A l'heure actuelle, à l'exception de pays comme l'Iran ou la Syrie, où le réseau est ultra-centralisé avec des points d'accès sous contrôle, le trafic Internet ne connaît pas de frontière. Selon Reuters, le modèle sur lequel planche Deutsche Telekom ne fonctionnerait pas pour des sites dont les serveurs sont à l'étranger. Lorsque deux Allemands échangent un courrier par Gmail, il circule par des datas centers situés en Finlande, Belgique ou Irlande.

Vers une remise à plat des lois sur la vie privée

Si Deutsche Telekom voulait contrôler à 100% les tuyaux, il faudra qu'une loi force tous les acteurs Web à utiliser des serveurs allemands, ce qui semble assez improbable.

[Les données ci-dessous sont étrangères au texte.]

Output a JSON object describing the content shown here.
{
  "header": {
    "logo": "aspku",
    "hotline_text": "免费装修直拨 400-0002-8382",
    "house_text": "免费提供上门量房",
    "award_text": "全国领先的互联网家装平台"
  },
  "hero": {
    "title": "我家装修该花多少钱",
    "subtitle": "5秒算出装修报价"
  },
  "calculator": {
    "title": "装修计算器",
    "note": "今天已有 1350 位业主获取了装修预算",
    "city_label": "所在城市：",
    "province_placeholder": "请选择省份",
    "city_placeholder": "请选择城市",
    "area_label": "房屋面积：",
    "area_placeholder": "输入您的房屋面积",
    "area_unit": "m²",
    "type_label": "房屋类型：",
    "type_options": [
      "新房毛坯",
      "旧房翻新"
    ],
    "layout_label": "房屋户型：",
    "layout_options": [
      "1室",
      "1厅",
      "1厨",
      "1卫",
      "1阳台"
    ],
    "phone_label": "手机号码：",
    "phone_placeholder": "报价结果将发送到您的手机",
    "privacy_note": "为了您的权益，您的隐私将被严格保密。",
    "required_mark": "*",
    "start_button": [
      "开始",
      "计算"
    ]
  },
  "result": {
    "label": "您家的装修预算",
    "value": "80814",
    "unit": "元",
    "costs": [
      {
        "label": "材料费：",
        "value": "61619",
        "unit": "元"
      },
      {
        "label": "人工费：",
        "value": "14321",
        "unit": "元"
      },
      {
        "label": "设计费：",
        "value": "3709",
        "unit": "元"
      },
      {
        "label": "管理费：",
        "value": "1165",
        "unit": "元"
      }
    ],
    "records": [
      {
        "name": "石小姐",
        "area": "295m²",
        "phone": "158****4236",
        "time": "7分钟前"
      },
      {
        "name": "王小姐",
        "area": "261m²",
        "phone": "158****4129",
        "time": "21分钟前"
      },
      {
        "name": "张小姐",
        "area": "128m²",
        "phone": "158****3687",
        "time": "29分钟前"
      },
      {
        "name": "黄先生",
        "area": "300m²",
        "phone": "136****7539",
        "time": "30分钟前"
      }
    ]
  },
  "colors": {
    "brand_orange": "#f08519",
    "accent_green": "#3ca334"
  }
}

Sans compter le fait que l'entreprise devrait convaincre tous les autres fournisseurs d'accès de rejoindre son initiative car le modèle d'Internet est basé sur un principe d'échange de trafic.

Si un réseau régional semble assez improbable, les leaders européens disposent d'alternatives. La France et l'Allemagne poussent notamment pour faire voter des lois plus dures sur la vie privée, qui protégeraient davantage les citoyens européens.